To Know and Serve God
A biography of James I. Packer
By Alister McGrath. Hodder & Stoughton. 340 pages. £16.99 (hardback)
ISBN 0 340 56571 3
Perhaps a more appropriate subtitle for this interesting and unique book would be 'The Life and Times of James I. Packer', for unlike most biographies, very little is revealed about James Packer's family background, his marriage to Kit or their children, or indeed the character of the man himself. Instead, what the reader is treated to is a fascinating account of the development of mainly British evangelicalism in the post-war years which Dr. Packer was seminally involved in shaping.

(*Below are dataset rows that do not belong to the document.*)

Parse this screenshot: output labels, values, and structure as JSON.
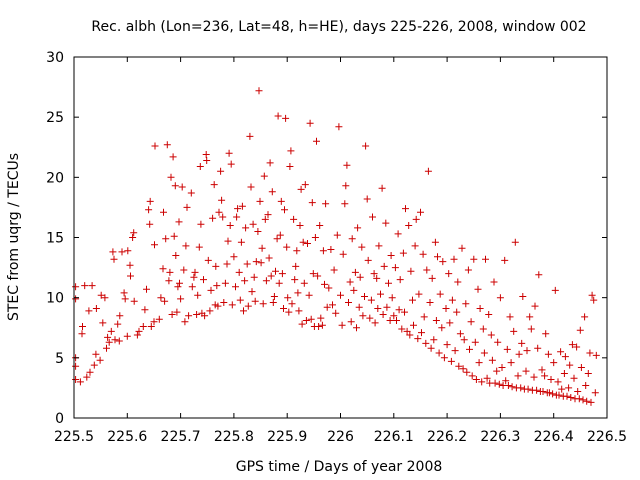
{
  "chart_data": {
    "type": "scatter",
    "title": "Rec. albh (Lon=236, Lat=48, h=HE), days 225-226, 2008, window 002",
    "xlabel": "GPS time / Days of year 2008",
    "ylabel": "STEC from uqrg / TECUs",
    "xlim": [
      225.5,
      226.5
    ],
    "ylim": [
      0,
      30
    ],
    "xticks": [
      "225.5",
      "225.6",
      "225.7",
      "225.8",
      "225.9",
      "226",
      "226.1",
      "226.2",
      "226.3",
      "226.4",
      "226.5"
    ],
    "yticks": [
      "0",
      "5",
      "10",
      "15",
      "20",
      "25",
      "30"
    ],
    "grid": false,
    "legend": "none",
    "marker": "plus",
    "series_color": "#cc0000",
    "points": [
      [
        225.503,
        3.2
      ],
      [
        225.503,
        4.3
      ],
      [
        225.503,
        5.0
      ],
      [
        225.503,
        10.9
      ],
      [
        225.503,
        9.9
      ],
      [
        225.512,
        3.0
      ],
      [
        225.515,
        7.0
      ],
      [
        225.516,
        7.6
      ],
      [
        225.52,
        11.0
      ],
      [
        225.524,
        3.4
      ],
      [
        225.528,
        8.9
      ],
      [
        225.53,
        3.8
      ],
      [
        225.534,
        11.0
      ],
      [
        225.538,
        4.4
      ],
      [
        225.541,
        5.3
      ],
      [
        225.542,
        9.1
      ],
      [
        225.549,
        4.8
      ],
      [
        225.551,
        10.2
      ],
      [
        225.554,
        7.9
      ],
      [
        225.558,
        10.0
      ],
      [
        225.561,
        5.8
      ],
      [
        225.563,
        6.7
      ],
      [
        225.566,
        6.3
      ],
      [
        225.57,
        7.2
      ],
      [
        225.573,
        13.8
      ],
      [
        225.575,
        13.2
      ],
      [
        225.577,
        6.5
      ],
      [
        225.582,
        7.8
      ],
      [
        225.585,
        6.4
      ],
      [
        225.586,
        8.5
      ],
      [
        225.59,
        13.8
      ],
      [
        225.594,
        10.4
      ],
      [
        225.596,
        9.9
      ],
      [
        225.6,
        6.8
      ],
      [
        225.601,
        13.9
      ],
      [
        225.605,
        12.7
      ],
      [
        225.606,
        11.8
      ],
      [
        225.61,
        15.0
      ],
      [
        225.612,
        15.4
      ],
      [
        225.613,
        9.7
      ],
      [
        225.619,
        6.9
      ],
      [
        225.622,
        7.2
      ],
      [
        225.63,
        7.6
      ],
      [
        225.633,
        9.0
      ],
      [
        225.636,
        10.7
      ],
      [
        225.64,
        17.3
      ],
      [
        225.642,
        16.1
      ],
      [
        225.643,
        18.0
      ],
      [
        225.645,
        7.6
      ],
      [
        225.65,
        8.0
      ],
      [
        225.651,
        14.4
      ],
      [
        225.652,
        22.6
      ],
      [
        225.66,
        8.2
      ],
      [
        225.663,
        10.0
      ],
      [
        225.667,
        12.4
      ],
      [
        225.668,
        17.1
      ],
      [
        225.67,
        9.7
      ],
      [
        225.672,
        14.9
      ],
      [
        225.675,
        22.7
      ],
      [
        225.678,
        11.4
      ],
      [
        225.68,
        12.1
      ],
      [
        225.682,
        20.0
      ],
      [
        225.684,
        8.6
      ],
      [
        225.686,
        21.7
      ],
      [
        225.688,
        15.1
      ],
      [
        225.69,
        19.3
      ],
      [
        225.691,
        13.5
      ],
      [
        225.693,
        8.8
      ],
      [
        225.695,
        10.9
      ],
      [
        225.697,
        16.3
      ],
      [
        225.698,
        11.2
      ],
      [
        225.7,
        9.9
      ],
      [
        225.703,
        19.2
      ],
      [
        225.706,
        12.3
      ],
      [
        225.708,
        8.0
      ],
      [
        225.71,
        14.3
      ],
      [
        225.712,
        17.5
      ],
      [
        225.715,
        8.5
      ],
      [
        225.72,
        18.7
      ],
      [
        225.722,
        10.9
      ],
      [
        225.725,
        11.7
      ],
      [
        225.727,
        12.1
      ],
      [
        225.73,
        8.6
      ],
      [
        225.732,
        10.2
      ],
      [
        225.735,
        14.2
      ],
      [
        225.737,
        20.9
      ],
      [
        225.738,
        16.1
      ],
      [
        225.74,
        8.7
      ],
      [
        225.743,
        11.5
      ],
      [
        225.745,
        8.5
      ],
      [
        225.748,
        21.9
      ],
      [
        225.749,
        21.4
      ],
      [
        225.752,
        13.1
      ],
      [
        225.755,
        8.9
      ],
      [
        225.757,
        10.6
      ],
      [
        225.76,
        16.6
      ],
      [
        225.763,
        19.4
      ],
      [
        225.765,
        9.4
      ],
      [
        225.766,
        12.6
      ],
      [
        225.768,
        11.0
      ],
      [
        225.77,
        9.3
      ],
      [
        225.772,
        17.1
      ],
      [
        225.775,
        20.5
      ],
      [
        225.777,
        18.1
      ],
      [
        225.779,
        16.7
      ],
      [
        225.781,
        9.6
      ],
      [
        225.784,
        11.2
      ],
      [
        225.787,
        12.8
      ],
      [
        225.789,
        14.7
      ],
      [
        225.791,
        22.0
      ],
      [
        225.793,
        16.0
      ],
      [
        225.795,
        21.1
      ],
      [
        225.797,
        9.4
      ],
      [
        225.8,
        13.4
      ],
      [
        225.803,
        10.9
      ],
      [
        225.805,
        16.7
      ],
      [
        225.807,
        17.4
      ],
      [
        225.81,
        12.1
      ],
      [
        225.812,
        9.8
      ],
      [
        225.814,
        14.6
      ],
      [
        225.816,
        17.6
      ],
      [
        225.818,
        8.9
      ],
      [
        225.82,
        11.4
      ],
      [
        225.822,
        15.8
      ],
      [
        225.825,
        12.8
      ],
      [
        225.827,
        9.3
      ],
      [
        225.83,
        23.4
      ],
      [
        225.832,
        19.2
      ],
      [
        225.834,
        10.5
      ],
      [
        225.836,
        16.1
      ],
      [
        225.838,
        11.7
      ],
      [
        225.84,
        9.7
      ],
      [
        225.842,
        13.0
      ],
      [
        225.845,
        15.5
      ],
      [
        225.847,
        27.2
      ],
      [
        225.849,
        18.0
      ],
      [
        225.851,
        12.9
      ],
      [
        225.853,
        14.1
      ],
      [
        225.855,
        9.5
      ],
      [
        225.857,
        20.1
      ],
      [
        225.859,
        16.5
      ],
      [
        225.861,
        11.4
      ],
      [
        225.864,
        16.9
      ],
      [
        225.866,
        13.3
      ],
      [
        225.868,
        21.2
      ],
      [
        225.87,
        11.8
      ],
      [
        225.872,
        18.8
      ],
      [
        225.874,
        9.6
      ],
      [
        225.876,
        10.1
      ],
      [
        225.878,
        12.2
      ],
      [
        225.881,
        14.9
      ],
      [
        225.883,
        25.1
      ],
      [
        225.885,
        11.2
      ],
      [
        225.887,
        15.2
      ],
      [
        225.889,
        18.0
      ],
      [
        225.891,
        12.0
      ],
      [
        225.893,
        9.1
      ],
      [
        225.895,
        17.3
      ],
      [
        225.897,
        24.9
      ],
      [
        225.899,
        14.2
      ],
      [
        225.901,
        10.0
      ],
      [
        225.903,
        8.8
      ],
      [
        225.905,
        20.9
      ],
      [
        225.907,
        22.2
      ],
      [
        225.909,
        9.5
      ],
      [
        225.912,
        16.5
      ],
      [
        225.914,
        11.5
      ],
      [
        225.916,
        12.6
      ],
      [
        225.918,
        13.9
      ],
      [
        225.92,
        10.4
      ],
      [
        225.922,
        8.9
      ],
      [
        225.924,
        16.0
      ],
      [
        225.926,
        19.0
      ],
      [
        225.928,
        7.8
      ],
      [
        225.93,
        14.6
      ],
      [
        225.932,
        11.2
      ],
      [
        225.934,
        19.4
      ],
      [
        225.936,
        8.1
      ],
      [
        225.938,
        14.5
      ],
      [
        225.941,
        10.2
      ],
      [
        225.943,
        24.5
      ],
      [
        225.945,
        8.2
      ],
      [
        225.947,
        17.9
      ],
      [
        225.949,
        12.0
      ],
      [
        225.951,
        7.6
      ],
      [
        225.953,
        15.0
      ],
      [
        225.955,
        23.0
      ],
      [
        225.957,
        11.8
      ],
      [
        225.959,
        7.6
      ],
      [
        225.961,
        16.0
      ],
      [
        225.963,
        8.3
      ],
      [
        225.966,
        7.7
      ],
      [
        225.968,
        13.9
      ],
      [
        225.97,
        11.1
      ],
      [
        225.972,
        17.8
      ],
      [
        225.975,
        9.2
      ],
      [
        225.978,
        10.8
      ],
      [
        225.982,
        14.0
      ],
      [
        225.985,
        9.4
      ],
      [
        225.988,
        12.3
      ],
      [
        225.991,
        8.7
      ],
      [
        225.994,
        15.2
      ],
      [
        225.997,
        24.2
      ],
      [
        226.0,
        10.2
      ],
      [
        226.003,
        7.7
      ],
      [
        226.005,
        13.6
      ],
      [
        226.008,
        17.8
      ],
      [
        226.01,
        19.3
      ],
      [
        226.012,
        21.0
      ],
      [
        226.015,
        9.6
      ],
      [
        226.018,
        11.3
      ],
      [
        226.02,
        8.0
      ],
      [
        226.022,
        14.9
      ],
      [
        226.025,
        10.6
      ],
      [
        226.028,
        12.1
      ],
      [
        226.03,
        7.5
      ],
      [
        226.032,
        15.8
      ],
      [
        226.035,
        9.2
      ],
      [
        226.037,
        11.7
      ],
      [
        226.04,
        14.2
      ],
      [
        226.042,
        8.5
      ],
      [
        226.045,
        10.1
      ],
      [
        226.047,
        22.6
      ],
      [
        226.05,
        18.2
      ],
      [
        226.052,
        13.1
      ],
      [
        226.055,
        8.3
      ],
      [
        226.058,
        9.8
      ],
      [
        226.06,
        16.7
      ],
      [
        226.063,
        12.0
      ],
      [
        226.065,
        7.9
      ],
      [
        226.068,
        11.6
      ],
      [
        226.07,
        9.1
      ],
      [
        226.072,
        14.3
      ],
      [
        226.075,
        10.3
      ],
      [
        226.078,
        19.1
      ],
      [
        226.08,
        8.6
      ],
      [
        226.082,
        12.6
      ],
      [
        226.085,
        16.2
      ],
      [
        226.087,
        9.2
      ],
      [
        226.09,
        11.2
      ],
      [
        226.093,
        8.1
      ],
      [
        226.095,
        13.5
      ],
      [
        226.097,
        10.0
      ],
      [
        226.1,
        8.5
      ],
      [
        226.103,
        12.5
      ],
      [
        226.105,
        8.1
      ],
      [
        226.108,
        15.3
      ],
      [
        226.11,
        9.0
      ],
      [
        226.112,
        11.5
      ],
      [
        226.115,
        7.4
      ],
      [
        226.118,
        13.7
      ],
      [
        226.12,
        8.8
      ],
      [
        226.122,
        17.4
      ],
      [
        226.125,
        7.2
      ],
      [
        226.128,
        16.0
      ],
      [
        226.13,
        6.9
      ],
      [
        226.132,
        12.2
      ],
      [
        226.135,
        9.8
      ],
      [
        226.137,
        7.7
      ],
      [
        226.14,
        14.3
      ],
      [
        226.142,
        16.5
      ],
      [
        226.145,
        6.6
      ],
      [
        226.147,
        10.3
      ],
      [
        226.15,
        17.1
      ],
      [
        226.152,
        7.1
      ],
      [
        226.155,
        13.6
      ],
      [
        226.157,
        8.4
      ],
      [
        226.16,
        6.2
      ],
      [
        226.162,
        12.3
      ],
      [
        226.165,
        20.5
      ],
      [
        226.168,
        9.6
      ],
      [
        226.17,
        5.8
      ],
      [
        226.172,
        11.6
      ],
      [
        226.175,
        6.5
      ],
      [
        226.178,
        14.6
      ],
      [
        226.18,
        8.1
      ],
      [
        226.182,
        13.4
      ],
      [
        226.185,
        5.4
      ],
      [
        226.187,
        10.3
      ],
      [
        226.19,
        7.5
      ],
      [
        226.192,
        13.0
      ],
      [
        226.195,
        5.0
      ],
      [
        226.198,
        9.1
      ],
      [
        226.2,
        6.1
      ],
      [
        226.203,
        12.0
      ],
      [
        226.205,
        7.9
      ],
      [
        226.208,
        4.7
      ],
      [
        226.21,
        9.8
      ],
      [
        226.213,
        13.2
      ],
      [
        226.215,
        5.6
      ],
      [
        226.218,
        8.8
      ],
      [
        226.22,
        11.3
      ],
      [
        226.222,
        4.3
      ],
      [
        226.225,
        7.0
      ],
      [
        226.228,
        14.1
      ],
      [
        226.23,
        4.1
      ],
      [
        226.232,
        6.5
      ],
      [
        226.235,
        9.5
      ],
      [
        226.237,
        3.8
      ],
      [
        226.24,
        12.3
      ],
      [
        226.242,
        5.7
      ],
      [
        226.245,
        8.0
      ],
      [
        226.247,
        3.5
      ],
      [
        226.25,
        13.2
      ],
      [
        226.253,
        6.3
      ],
      [
        226.255,
        3.2
      ],
      [
        226.258,
        10.7
      ],
      [
        226.26,
        4.6
      ],
      [
        226.262,
        9.1
      ],
      [
        226.265,
        3.0
      ],
      [
        226.268,
        7.4
      ],
      [
        226.27,
        5.4
      ],
      [
        226.272,
        13.2
      ],
      [
        226.275,
        3.3
      ],
      [
        226.278,
        8.6
      ],
      [
        226.28,
        2.9
      ],
      [
        226.283,
        6.9
      ],
      [
        226.285,
        4.8
      ],
      [
        226.288,
        11.3
      ],
      [
        226.29,
        2.9
      ],
      [
        226.293,
        3.9
      ],
      [
        226.295,
        6.3
      ],
      [
        226.298,
        2.8
      ],
      [
        226.3,
        10.0
      ],
      [
        226.303,
        4.2
      ],
      [
        226.305,
        2.7
      ],
      [
        226.308,
        13.1
      ],
      [
        226.31,
        3.1
      ],
      [
        226.313,
        5.7
      ],
      [
        226.315,
        2.7
      ],
      [
        226.318,
        8.4
      ],
      [
        226.32,
        4.6
      ],
      [
        226.322,
        2.6
      ],
      [
        226.325,
        7.2
      ],
      [
        226.328,
        14.6
      ],
      [
        226.33,
        2.5
      ],
      [
        226.333,
        3.5
      ],
      [
        226.335,
        5.3
      ],
      [
        226.338,
        2.5
      ],
      [
        226.34,
        6.2
      ],
      [
        226.342,
        10.1
      ],
      [
        226.345,
        2.4
      ],
      [
        226.348,
        3.9
      ],
      [
        226.35,
        5.6
      ],
      [
        226.352,
        2.4
      ],
      [
        226.355,
        8.4
      ],
      [
        226.358,
        7.4
      ],
      [
        226.36,
        2.3
      ],
      [
        226.363,
        3.4
      ],
      [
        226.365,
        9.3
      ],
      [
        226.368,
        2.3
      ],
      [
        226.37,
        5.8
      ],
      [
        226.372,
        11.9
      ],
      [
        226.375,
        2.2
      ],
      [
        226.378,
        4.0
      ],
      [
        226.38,
        2.2
      ],
      [
        226.383,
        3.5
      ],
      [
        226.385,
        7.0
      ],
      [
        226.388,
        2.1
      ],
      [
        226.39,
        5.3
      ],
      [
        226.392,
        2.1
      ],
      [
        226.395,
        3.2
      ],
      [
        226.398,
        2.0
      ],
      [
        226.4,
        4.6
      ],
      [
        226.403,
        10.6
      ],
      [
        226.405,
        1.9
      ],
      [
        226.408,
        3.0
      ],
      [
        226.41,
        1.9
      ],
      [
        226.413,
        5.5
      ],
      [
        226.415,
        2.4
      ],
      [
        226.418,
        1.8
      ],
      [
        226.42,
        3.7
      ],
      [
        226.422,
        5.1
      ],
      [
        226.425,
        1.8
      ],
      [
        226.428,
        2.5
      ],
      [
        226.43,
        4.4
      ],
      [
        226.432,
        1.7
      ],
      [
        226.435,
        6.1
      ],
      [
        226.438,
        3.3
      ],
      [
        226.44,
        1.6
      ],
      [
        226.443,
        5.9
      ],
      [
        226.445,
        2.2
      ],
      [
        226.448,
        1.6
      ],
      [
        226.45,
        7.3
      ],
      [
        226.452,
        4.2
      ],
      [
        226.455,
        1.5
      ],
      [
        226.458,
        8.4
      ],
      [
        226.46,
        2.7
      ],
      [
        226.462,
        1.4
      ],
      [
        226.465,
        3.7
      ],
      [
        226.468,
        5.4
      ],
      [
        226.47,
        1.3
      ],
      [
        226.472,
        10.2
      ],
      [
        226.475,
        9.8
      ],
      [
        226.478,
        2.1
      ],
      [
        226.48,
        5.2
      ]
    ]
  }
}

As Alister McGrath charts the fortunes and misfortunes of Dr. Packer's career, the reviewer found himself alternately exhilarated and shocked. The sense of God's providential hand at work is certainly conveyed, particularly in the way he used Dr. Packer and others to promote an intellectually credible and robust reformed evangelical theology at a time when evangelicals were a despised minority. One cannot underestimate the morale-boosting effect (not to mention the apologetic value) of books like Fundamentalism and the Word of God and Evangelism and the sovereignty of God. His little booklet produced by Latimer House, Keep yourself from idols, was probably the best riposte ever written to Bishop John Robinson's Honest to God. Knowing God has become a modern classic, exhibiting the sure influence of the Puritans on the young Packer with its masterful combination of deep doctrine and pastoral wisdom.